Where: Centennial Hall, 124 10th St.
Contact: Call the city’s Department of Planning and Community Development at 871-8258 or click here for more information.
Steamboat Springs City planners tonight will revive public discussion about regulations and locations for large-format retail stores in Steamboat Springs.
The Steamboat Springs Planning Commission is slated to discuss proposed changes to the community development code regarding large-format retail in Steamboat. Tonight’s discussion is a public work session with city planning staff, and no action will be taken about the issue. The meeting is at 6 p.m. at Centennial Hall on 10th Street.
John Eastman, city planning services manager, said large-format regulations apply to any retail store larger than 12,000 square feet. No retail store larger than 20,000 square feet is permitted east of 13th Street — and that standard is not proposed to change, Eastman said, but it will be part of “an open-ended discussion” about where large-format retail is allowed in the city. He said tonight’s discussion also includes proposals by planning staff to “clean up” loopholes, redundancies and inconsistencies in community development code regulations.
Public debate about whether and where to allow such stores in Steamboat has arisen several times in recent years. In 2006, a proposed and ultimately unsuccessful development would have brought a Walgreens store to U.S. Highway 40 and Pine Grove Road.

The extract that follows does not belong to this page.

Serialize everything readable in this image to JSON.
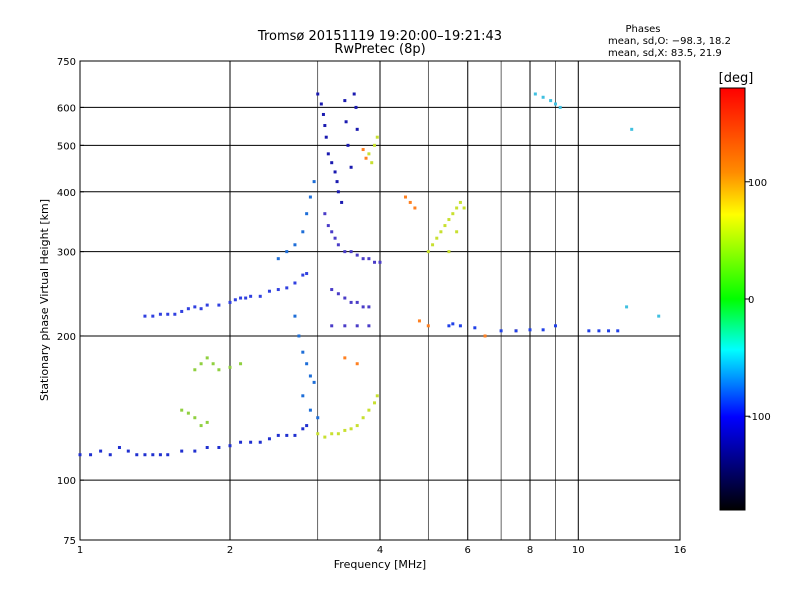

Eastman said large-format regulations were adopted “kind of in the heat of the moment” during review of that development. The regulations contain inconsistencies such as requiring less stringent landscaping for large-format stores than regular commercial zones, Eastman said. City planning staff will present revisions to the Planning Commission tonight.
The city already has added a new size category, for retail between 12,000 and 40,000 square feet, eliminating the requirement for a community impact study from new proposals in that size range.
Large-format retail discussions also arose early this year, when the Planning Commission and Steamboat Springs City Council discussed whether to require the now-approved Steamboat 700 annexation to reserve space for large-format retail.
The City Council voted unanimously in March against making such space a condition of annexation.
Rich Levy, chairman of the Planning Commission, said that discussion spurred talk about where large-format retail should be located.
“A few commissioners at that time thought they would rather see big box downtown than two miles away,” Levy said Wednesday, using “downtown” to mean areas such as Central Park Plaza.
Levy said the Steamboat community has not given a clear direction about large-format retail.
“I know our community is divided about it — there’s a lot to say for and against big box,” Levy said.
“I’ll just say that I’m looking forward to the discussion.”
Tonight’s meeting also includes the Planning Commission’s review of the final development plan for a nearly 20,000-square-foot industrial and residential space in six buildings in Copper Ridge Business Park, off Routt County Road 129.
Planning staff said the proposal for the project was consistent with city standards and requirements.
It recommended that Planning Commission support the project.